Camus : pourquoi tout le monde le vend ?

Il y a quelques jours, je suis allée à un salon du livre.

Une centaine d’éditeurs et de libraires étaient présents. J’ai eu l’impression que quatre stands sur cinq vendaient du Camus.

Partout, des piles de L’Étranger, de La Peste, du Mythe de Sisyphe.

Sur un stand, une silhouette grandeur nature de Camus faisait la promotion d’une nouvelle édition de La Mort heureuse.

Le problème, c’est qu’elle était mal fixée.

Pendant que je regardais les livres, Camus m’est tombé dessus.

Deux fois.

L’éditrice était mortifiée. Finalement, elle a renoncé et a couché Camus par terre.

Je l’ai regardé et je me suis dit :

« Mais enfin, Camus, qu’est-ce que vous essayez de me dire ? Je ne vais pas l’acheter. »

C’est là qu’une question m’est venue :

Est-ce que Camus est simplement mort depuis assez longtemps pour devenir rentable ?

Depuis quelques années, on a l’impression que le marché du livre vit un véritable moment Camus.

Tout le monde publie Camus.

Tout le monde recommande Camus.

Certaines maisons d’édition organisent même des mois entiers consacrés à sa lecture.

On dirait presque qu’il faut désormais avoir une opinion sur l’absurde pour exister culturellement.

Le premier livre de Camus que j’ai lu était L’Étranger.

Je n’y ai absolument rien compris.

Je me souviens avoir demandé à mon père :

« Il est bizarre, non ? Pourquoi il réagit comme ça ? »

Mon père, spécialiste de littérature française, ne m’a pas expliqué l’absurde.

Il m’a simplement dit :

« Regarde l’époque dans laquelle ce livre a été écrit. »

La littérature est une forme d’histoire contemporaine.

Comprendre un auteur, c’est comprendre le monde qui l’a façonné.

Voilà pourquoi les biographies parlent de la famille, de l’enfance, du milieu social.

Ce ne sont pas des anecdotes.

Ce sont des clés de lecture.

Pourtant, nous avons souvent tendance à les ignorer.

Aujourd’hui, ce qui reste de Camus dans le marketing culturel, c’est souvent une image très simple :

un beau garçon un peu mélancolique.

Et honnêtement, je ne peux même pas reprocher cela aux éditeurs.

J’ai moi-même travaillé dans l’édition.

On peut écrire les recommandations les plus intelligentes du monde ; si le lecteur ne comprend pas immédiatement, il repose le livre.

Et lorsqu’un livre ne se vend pas, quelqu’un finit toujours par demander :

« D’accord, mais comment fait-on pour le vendre ? »

Au salon, je n’ai pas vu des marchands cyniques.

J’ai vu des gens qui aiment sincèrement les livres.

Un jour, j’ai pris un ouvrage au hasard sur un stand.
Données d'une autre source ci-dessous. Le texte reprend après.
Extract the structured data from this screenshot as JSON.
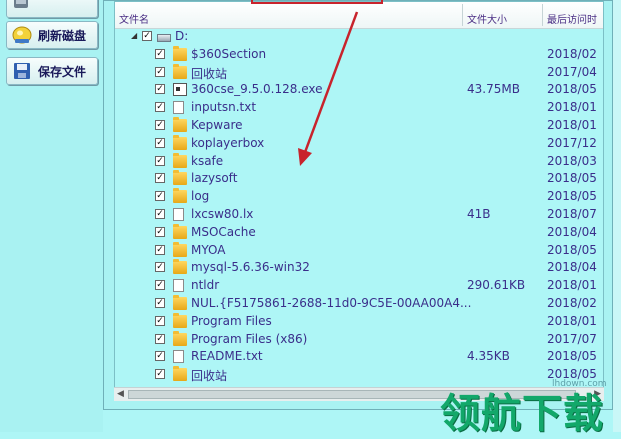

Les yeux de l’éditrice se sont illuminés.

Pas parce qu’elle allait faire une vente.

Parce qu’elle aimait ce livre et qu’elle était heureuse que quelqu’un d’autre s’y intéresse.

C’est pour cela que j’aime les salons du livre.

Tous ces éditeurs lisent-ils vraiment Camus ?

Pas forcément.

Passent-ils leurs soirées à discuter de l’absurde ?

Probablement pas.

Mais Camus se vend.

Et cela suffit souvent à le rendre omniprésent.

Nous sommes tous pris dans les mêmes logiques : les chiffres, les objectifs, les modèles économiques.

Même Kafka finit par devenir photogénique sur une couverture.

Et après tout, si quelqu’un ouvre un livre parce qu’il trouve l’auteur séduisant, ce n’est peut-être pas si grave.

Une mauvaise raison d’acheter un livre peut parfois devenir une excellente raison de le lire.

Les penseurs deviennent des visages.

Les idées deviennent des produits culturels.

Nous transformons le monde en résumés de trois minutes et nous croyons l’avoir compris.

Pourtant, lire Camus n’est pas devenu plus facile.

Acheter Camus, en revanche, est devenu beaucoup plus simple.

Et si un beau visage permet à quelqu’un d’ouvrir un livre difficile pour la première fois, ce n’est peut-être pas une si mauvaise chose.